LXEO covered call positions are structurally neutral to slightly bullish; the modeled P&L assumes European-style exercise at expiration and ignores early assignment, transaction costs, dividends paid before expiry on the stock leg (when present), and the bid-ask spread on the listed chain. LXEO positions also carry Healthcare sector concentration risk; news flow inside the sector (peer earnings, regulatory shifts, supply-chain headlines) can move LXEO alongside the broader basket even when LXEO-specific fundamentals are unchanged. Short-premium structures like a covered call on LXEO carry tail risk when realized volatility exceeds the implied move; review historical LXEO earnings reactions and macro stress periods before sizing. Always rebuild the position from current LXEO chain quotes before placing a trade.
Frequently asked questions
- What is a covered call on LXEO?
- A covered call on LXEO is the covered call strategy applied to LXEO (stock). The strategy is structurally neutral to slightly bullish: A covered call pairs long stock with a short out-of-the-money call, collecting premium and capping upside above the short strike in exchange for income. With LXEO stock trading near $5.09, the strikes shown on this page are snapped to the nearest listed LXEO chain strike and the premiums come straight from the end-of-day bid/ask midpoint.
- How are LXEO covered call max profit and max loss calculated?
- Max profit equals short-strike minus cost basis plus premium times 100; max loss is cost basis minus premium (at zero). Breakeven is cost basis minus premium. For the LXEO covered call priced from the end-of-day chain at a 30-day expiry (ATM IV 17.00%), the computed maximum profit is unbounded per contract and the computed maximum loss is unbounded per contract. Live intraday quotes will differ as the chain moves through the trading session.

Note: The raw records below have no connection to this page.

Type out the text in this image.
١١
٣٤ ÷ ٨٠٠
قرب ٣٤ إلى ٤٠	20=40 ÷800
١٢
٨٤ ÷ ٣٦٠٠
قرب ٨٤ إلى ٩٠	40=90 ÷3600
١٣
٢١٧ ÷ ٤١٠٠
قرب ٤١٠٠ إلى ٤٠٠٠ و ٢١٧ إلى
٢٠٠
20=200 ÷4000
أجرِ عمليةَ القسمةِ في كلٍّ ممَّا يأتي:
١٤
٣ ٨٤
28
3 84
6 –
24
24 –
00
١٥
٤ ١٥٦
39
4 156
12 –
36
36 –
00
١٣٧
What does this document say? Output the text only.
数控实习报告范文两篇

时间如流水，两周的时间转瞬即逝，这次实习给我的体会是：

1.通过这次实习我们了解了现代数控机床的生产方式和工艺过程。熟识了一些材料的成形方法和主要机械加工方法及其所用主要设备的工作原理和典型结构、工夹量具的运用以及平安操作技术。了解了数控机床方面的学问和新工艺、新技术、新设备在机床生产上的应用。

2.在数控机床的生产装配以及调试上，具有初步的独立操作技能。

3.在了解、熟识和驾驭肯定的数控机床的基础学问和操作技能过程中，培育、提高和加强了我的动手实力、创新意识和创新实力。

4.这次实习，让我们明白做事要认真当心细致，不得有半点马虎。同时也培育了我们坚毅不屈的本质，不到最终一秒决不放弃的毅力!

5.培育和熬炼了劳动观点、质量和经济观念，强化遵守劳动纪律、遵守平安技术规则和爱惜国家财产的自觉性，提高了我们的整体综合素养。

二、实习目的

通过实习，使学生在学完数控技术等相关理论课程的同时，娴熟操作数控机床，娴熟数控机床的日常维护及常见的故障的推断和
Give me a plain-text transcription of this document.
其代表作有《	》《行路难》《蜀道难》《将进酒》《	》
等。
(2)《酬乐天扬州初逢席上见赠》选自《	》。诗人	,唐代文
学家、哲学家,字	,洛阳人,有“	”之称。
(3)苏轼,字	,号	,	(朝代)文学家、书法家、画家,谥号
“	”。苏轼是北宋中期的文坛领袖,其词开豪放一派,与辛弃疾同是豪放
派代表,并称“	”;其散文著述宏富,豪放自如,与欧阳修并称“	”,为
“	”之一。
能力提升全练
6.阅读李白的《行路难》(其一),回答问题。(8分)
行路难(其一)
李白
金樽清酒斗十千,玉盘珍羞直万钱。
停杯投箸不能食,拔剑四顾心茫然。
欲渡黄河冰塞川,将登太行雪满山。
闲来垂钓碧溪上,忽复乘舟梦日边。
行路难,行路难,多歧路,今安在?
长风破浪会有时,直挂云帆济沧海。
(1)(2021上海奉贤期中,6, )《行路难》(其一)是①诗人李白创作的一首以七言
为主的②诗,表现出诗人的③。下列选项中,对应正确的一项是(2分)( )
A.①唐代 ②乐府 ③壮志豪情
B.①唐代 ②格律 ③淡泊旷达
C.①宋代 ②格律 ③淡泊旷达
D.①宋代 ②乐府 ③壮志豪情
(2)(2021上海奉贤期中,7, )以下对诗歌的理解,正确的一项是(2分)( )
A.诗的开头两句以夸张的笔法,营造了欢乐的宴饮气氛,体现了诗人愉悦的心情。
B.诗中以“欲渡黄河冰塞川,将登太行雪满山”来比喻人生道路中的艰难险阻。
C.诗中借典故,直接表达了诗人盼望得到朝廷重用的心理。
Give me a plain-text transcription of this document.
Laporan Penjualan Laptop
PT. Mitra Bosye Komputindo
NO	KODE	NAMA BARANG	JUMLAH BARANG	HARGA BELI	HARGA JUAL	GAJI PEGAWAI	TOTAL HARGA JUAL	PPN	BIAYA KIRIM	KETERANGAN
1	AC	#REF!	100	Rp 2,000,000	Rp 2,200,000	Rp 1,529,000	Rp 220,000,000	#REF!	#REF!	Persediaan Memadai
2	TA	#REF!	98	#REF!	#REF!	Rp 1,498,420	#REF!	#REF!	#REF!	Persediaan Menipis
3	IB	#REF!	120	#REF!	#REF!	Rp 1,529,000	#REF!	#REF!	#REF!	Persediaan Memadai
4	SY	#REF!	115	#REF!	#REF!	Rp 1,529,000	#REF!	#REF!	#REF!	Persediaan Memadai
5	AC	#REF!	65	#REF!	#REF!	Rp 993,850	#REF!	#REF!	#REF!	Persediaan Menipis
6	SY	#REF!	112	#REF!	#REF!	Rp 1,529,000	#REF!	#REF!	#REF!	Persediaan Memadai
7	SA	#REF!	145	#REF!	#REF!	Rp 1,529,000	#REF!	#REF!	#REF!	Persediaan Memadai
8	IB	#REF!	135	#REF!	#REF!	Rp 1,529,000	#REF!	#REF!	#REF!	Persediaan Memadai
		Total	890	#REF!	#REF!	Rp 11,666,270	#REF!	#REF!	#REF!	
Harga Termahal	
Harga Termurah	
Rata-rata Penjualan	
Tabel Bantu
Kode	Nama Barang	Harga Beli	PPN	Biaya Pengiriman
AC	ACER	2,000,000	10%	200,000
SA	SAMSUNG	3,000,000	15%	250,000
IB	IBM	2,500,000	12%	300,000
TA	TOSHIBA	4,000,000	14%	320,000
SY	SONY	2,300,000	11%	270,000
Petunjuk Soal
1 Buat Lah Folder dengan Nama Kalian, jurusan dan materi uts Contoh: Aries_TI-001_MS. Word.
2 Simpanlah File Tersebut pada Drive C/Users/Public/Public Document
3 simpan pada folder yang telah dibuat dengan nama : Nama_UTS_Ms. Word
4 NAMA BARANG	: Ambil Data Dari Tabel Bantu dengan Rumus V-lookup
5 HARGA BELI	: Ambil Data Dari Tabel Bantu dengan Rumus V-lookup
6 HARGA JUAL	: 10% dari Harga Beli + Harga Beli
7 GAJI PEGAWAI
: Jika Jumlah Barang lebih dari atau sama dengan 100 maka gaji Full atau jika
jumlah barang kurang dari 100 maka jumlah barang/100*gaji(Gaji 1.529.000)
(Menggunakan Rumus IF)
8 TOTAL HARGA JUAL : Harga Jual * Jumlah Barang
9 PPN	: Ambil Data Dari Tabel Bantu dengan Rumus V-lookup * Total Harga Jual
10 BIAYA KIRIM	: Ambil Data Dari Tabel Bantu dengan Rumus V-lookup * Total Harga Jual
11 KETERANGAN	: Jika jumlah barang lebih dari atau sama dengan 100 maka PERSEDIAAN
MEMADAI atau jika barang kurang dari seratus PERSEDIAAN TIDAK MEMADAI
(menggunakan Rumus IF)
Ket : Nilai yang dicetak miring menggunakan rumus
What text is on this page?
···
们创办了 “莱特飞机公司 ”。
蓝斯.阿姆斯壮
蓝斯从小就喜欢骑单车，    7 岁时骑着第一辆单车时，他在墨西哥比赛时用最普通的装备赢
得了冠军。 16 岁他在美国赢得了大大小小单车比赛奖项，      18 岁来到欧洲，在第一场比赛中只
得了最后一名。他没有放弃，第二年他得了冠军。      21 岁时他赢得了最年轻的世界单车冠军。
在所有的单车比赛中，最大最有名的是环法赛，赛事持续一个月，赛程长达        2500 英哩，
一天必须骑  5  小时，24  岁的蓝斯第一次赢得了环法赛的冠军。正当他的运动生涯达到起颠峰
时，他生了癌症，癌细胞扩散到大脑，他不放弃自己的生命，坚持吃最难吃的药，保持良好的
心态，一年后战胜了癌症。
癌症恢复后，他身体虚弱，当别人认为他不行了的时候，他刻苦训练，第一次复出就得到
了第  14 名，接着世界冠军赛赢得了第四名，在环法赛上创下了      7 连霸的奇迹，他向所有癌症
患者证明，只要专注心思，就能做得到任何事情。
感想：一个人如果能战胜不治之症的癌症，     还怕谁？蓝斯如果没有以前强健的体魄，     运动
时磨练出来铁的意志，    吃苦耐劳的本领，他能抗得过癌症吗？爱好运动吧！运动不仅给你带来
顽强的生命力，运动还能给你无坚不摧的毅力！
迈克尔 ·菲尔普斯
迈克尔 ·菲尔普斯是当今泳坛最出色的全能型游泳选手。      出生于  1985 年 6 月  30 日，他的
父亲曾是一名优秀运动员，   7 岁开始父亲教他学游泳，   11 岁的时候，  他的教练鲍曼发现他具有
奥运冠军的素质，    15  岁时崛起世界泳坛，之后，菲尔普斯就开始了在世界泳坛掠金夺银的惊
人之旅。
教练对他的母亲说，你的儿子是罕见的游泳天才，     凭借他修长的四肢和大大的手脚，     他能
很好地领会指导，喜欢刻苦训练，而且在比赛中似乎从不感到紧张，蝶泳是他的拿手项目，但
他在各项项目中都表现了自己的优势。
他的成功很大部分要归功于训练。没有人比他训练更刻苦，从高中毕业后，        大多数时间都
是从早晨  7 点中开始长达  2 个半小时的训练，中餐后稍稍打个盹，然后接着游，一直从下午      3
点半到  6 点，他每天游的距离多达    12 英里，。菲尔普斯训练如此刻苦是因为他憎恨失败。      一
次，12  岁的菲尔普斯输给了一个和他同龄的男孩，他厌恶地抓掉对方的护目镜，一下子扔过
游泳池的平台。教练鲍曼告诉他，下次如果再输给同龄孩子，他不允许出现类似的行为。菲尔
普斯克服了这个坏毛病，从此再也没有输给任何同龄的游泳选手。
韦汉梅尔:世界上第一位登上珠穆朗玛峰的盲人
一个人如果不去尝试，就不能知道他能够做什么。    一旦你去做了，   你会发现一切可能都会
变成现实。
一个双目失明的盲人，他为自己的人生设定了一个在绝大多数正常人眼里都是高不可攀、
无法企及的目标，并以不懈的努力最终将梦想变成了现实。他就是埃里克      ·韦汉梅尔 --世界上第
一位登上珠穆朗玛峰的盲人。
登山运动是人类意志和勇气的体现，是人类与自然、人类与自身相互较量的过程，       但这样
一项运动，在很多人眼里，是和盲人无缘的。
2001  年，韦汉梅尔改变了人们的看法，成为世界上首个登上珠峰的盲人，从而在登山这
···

- What is the breakeven for a LXEO covered call?
- The breakeven for the LXEO covered call priced on this page is no defined breakeven on the modeled curve at expiration, derived from end-of-day chain premiums. Breakeven is the underlying price at which the strategy's P&L crosses zero ignoring transaction costs and assignment risk. The current LXEO market-implied 1-standard-deviation expected move is approximately 4.87%; if the move sits well outside the breakeven distance, the structure's risk-reward becomes correspondingly tighter.
- When should you consider a covered call on LXEO?
- Covered calls on LXEO are an income strategy run on existing LXEO stock positions; traders typically sell calls at 25-35 delta with 30-45 days to expiration to balance premium against upside cap.
- How does current LXEO implied volatility affect this covered call?
- LXEO ATM IV is at 17.00% with IV rank near 0.00%, which is on the low end of its 1-year range. Premium-buying structures (long call, long put, debit spreads) are relatively cheap in this regime; premium-selling structures collect less credit per unit risk.